On El Capitan, there's nowhere to hide when things fall from the sky

Oct 1, 2005
Outside Magazine
Worst Moments in the World Outside

WHAT ARE THE ODDS? That one man's bare behind, hung off the Long Ledge bivouac near the top of Yosemite's El Capitan, could deposit all its foulness directly on our heads, with us 600 feet lower and dangling from our ropes? I mean, really, when you consider the powerful crosswinds, the ubiquitous updrafts, and the rather loose character of most big-wall bowel movements, it's got to be one in a million.

But that's exactly how it happened. My two climbing partners and I were 2,000 feet off the ground, three days into a five-day ascent of the Salathé Wall, widely considered the finest pure rock-climb on earth. Reuben Margolin, our mad and jovial visionary, had just led a very hard pitch, and I stood a rope length below, with our Fish haul bag and our steely-eyed enviro-warrior, Jonathan Kaplan. Then we heard a whistling sound, the terrifying evidence of an object hurtling down from above. Instinct told us it had to be a rock, so we hugged the cliff and awaited the worst—and the worst certainly came, though it took the form of countless fecal asteroids splattering across our heads and shoulders.

Stunned, Jonathan and I stared at the wet brown pie on the bright-red nylon top of our haul bag. Our next bath was 48 hours away. We had no soap, water was in short supply, and that instant hand-sanitizer stuff hadn't even been invented. So we were screwed, and we suddenly started screaming like stuck pigs, cursing the careless bastards high above and then cursing them some more. After that we dug out a pocketknife to cut every soiled sleeve off our shirts and to snip big locks from each other's hair. With a few lukewarm drops of water we made a hopeless attempt to scrub the fresh human feces from our already filthy skin, and then we did the only thing we could do: We climbed onward, muttering bloody murder.
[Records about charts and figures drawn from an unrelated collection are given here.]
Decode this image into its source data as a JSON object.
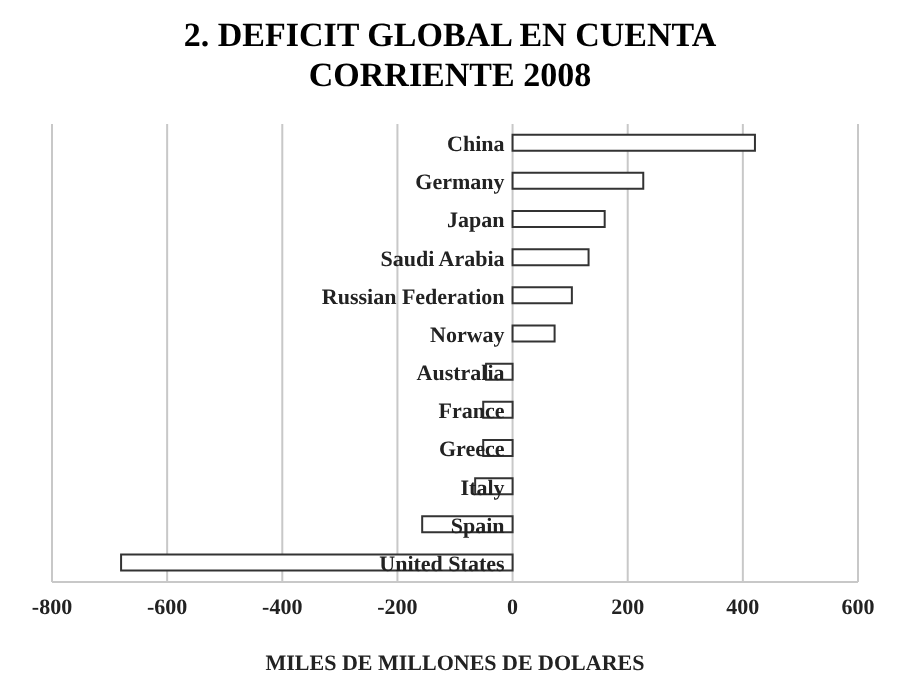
{
  "chart_data": {
    "type": "bar",
    "orientation": "horizontal",
    "title": "2. DEFICIT GLOBAL EN CUENTA CORRIENTE 2008",
    "xlabel": "MILES DE MILLONES DE DOLARES",
    "categories": [
      "China",
      "Germany",
      "Japan",
      "Saudi Arabia",
      "Russian Federation",
      "Norway",
      "Australia",
      "France",
      "Greece",
      "Italy",
      "Spain",
      "United States"
    ],
    "values": [
      421,
      227,
      160,
      132,
      103,
      73,
      -46,
      -51,
      -51,
      -65,
      -157,
      -680
    ],
    "color": "#ffffff",
    "xlim": [
      -800,
      600
    ],
    "xticks": [
      -800,
      -600,
      -400,
      -200,
      0,
      200,
      400,
      600
    ],
    "grid": "x",
    "legend": false
  }
}
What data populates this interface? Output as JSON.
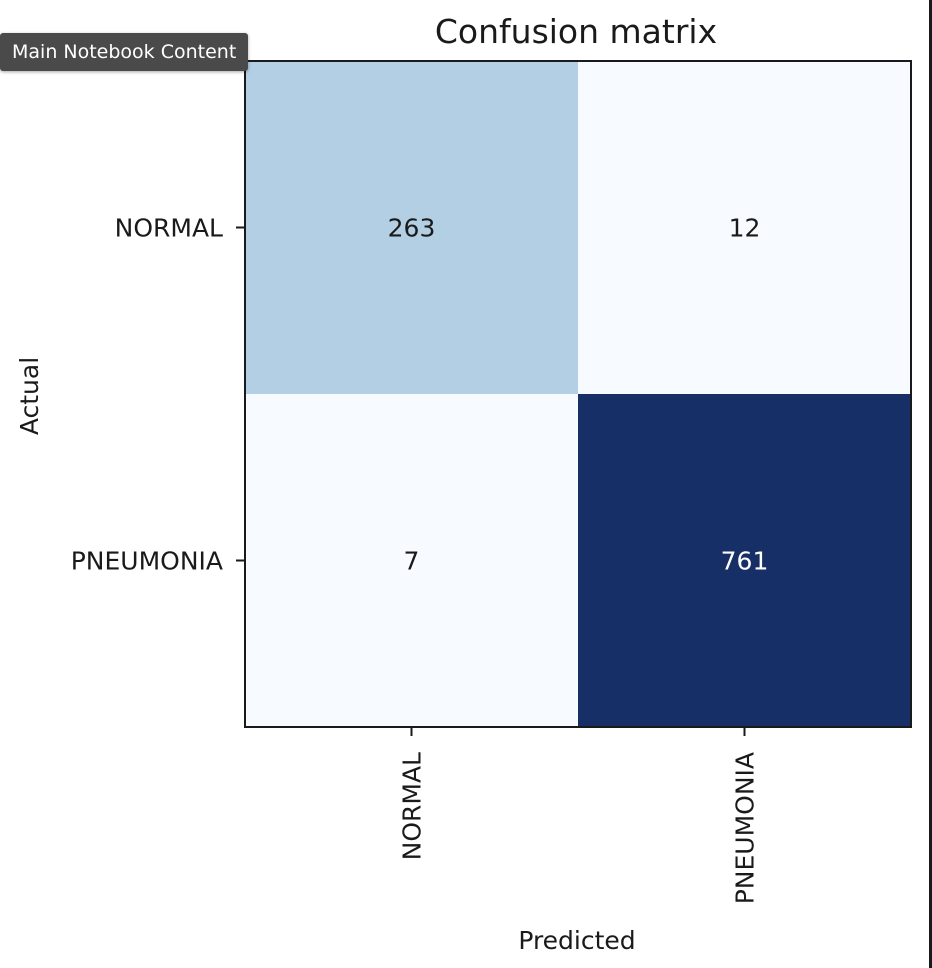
{
  "tooltip": {
    "text": "Main Notebook Content"
  },
  "chart_data": {
    "type": "heatmap",
    "title": "Confusion matrix",
    "xlabel": "Predicted",
    "ylabel": "Actual",
    "x_categories": [
      "NORMAL",
      "PNEUMONIA"
    ],
    "y_categories": [
      "NORMAL",
      "PNEUMONIA"
    ],
    "values": [
      [
        263,
        12
      ],
      [
        7,
        761
      ]
    ],
    "colormap": "Blues",
    "colors": {
      "low": "#f7fbff",
      "mid": "#b3cfe4",
      "high": "#162f66",
      "text_dark": "#1a1a1a",
      "text_light": "#ffffff"
    },
    "grid": false,
    "legend": "none"
  }
}
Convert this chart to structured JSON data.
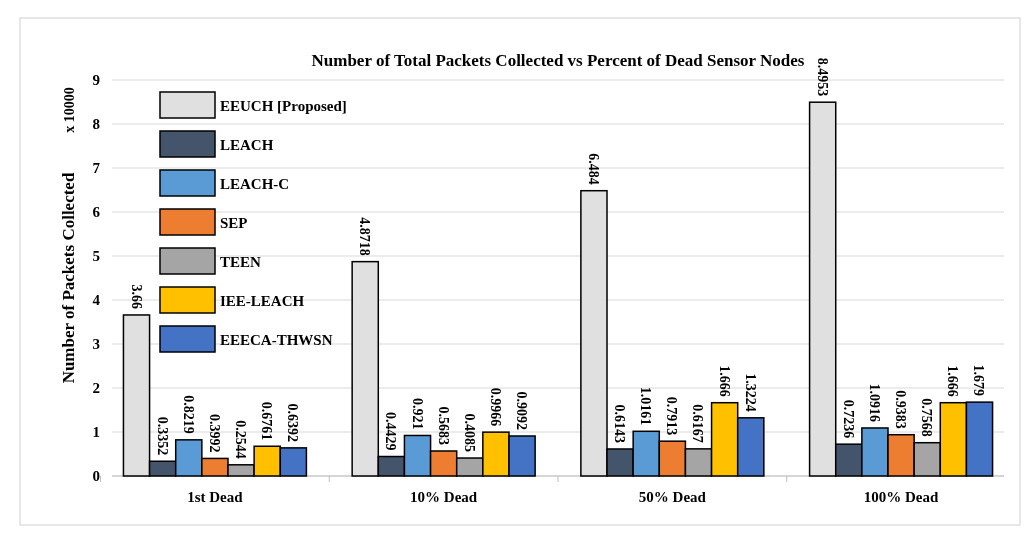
{
  "chart_data": {
    "type": "bar",
    "title": "Number of Total Packets Collected vs Percent of Dead Sensor Nodes",
    "ylabel": "Number of Packets Collected",
    "annotations": [
      "x 10000"
    ],
    "categories": [
      "1st Dead",
      "10% Dead",
      "50% Dead",
      "100% Dead"
    ],
    "series": [
      {
        "name": "EEUCH [Proposed]",
        "color": "#e0e0e0",
        "values": [
          3.66,
          4.8718,
          6.484,
          8.4953
        ]
      },
      {
        "name": "LEACH",
        "color": "#44546a",
        "values": [
          0.3352,
          0.4429,
          0.6143,
          0.7236
        ]
      },
      {
        "name": "LEACH-C",
        "color": "#5b9bd5",
        "values": [
          0.8219,
          0.921,
          1.0161,
          1.0916
        ]
      },
      {
        "name": "SEP",
        "color": "#ed7d31",
        "values": [
          0.3992,
          0.5683,
          0.7913,
          0.9383
        ]
      },
      {
        "name": "TEEN",
        "color": "#a5a5a5",
        "values": [
          0.2544,
          0.4085,
          0.6167,
          0.7568
        ]
      },
      {
        "name": "IEE-LEACH",
        "color": "#ffc000",
        "values": [
          0.6761,
          0.9966,
          1.666,
          1.666
        ]
      },
      {
        "name": "EEECA-THWSN",
        "color": "#4472c4",
        "values": [
          0.6392,
          0.9092,
          1.3224,
          1.679
        ]
      }
    ],
    "ylim": [
      0,
      9
    ],
    "yticks": [
      0,
      1,
      2,
      3,
      4,
      5,
      6,
      7,
      8,
      9
    ],
    "grid": "y",
    "legend": "top left",
    "data_labels": true
  }
}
But the next evening, when we reached Long Ledge, we found something surprising: a plastic bag with an apologetic note (SORRY, DUDES, WE DIDN'T KNOW YOU WERE THERE) and a peace offering that included a box of Lemonhead candies, a can of chicken meat, and a joint. We had plenty of treats of our own, and I'd stopped smoking pot in the 11th grade, but I loved the gesture. Lame though it was, it conjured the guilt they must have felt, their sense of common cause with us, and the bond we still shared, simply for having been on that spectacular wall at the same time, together.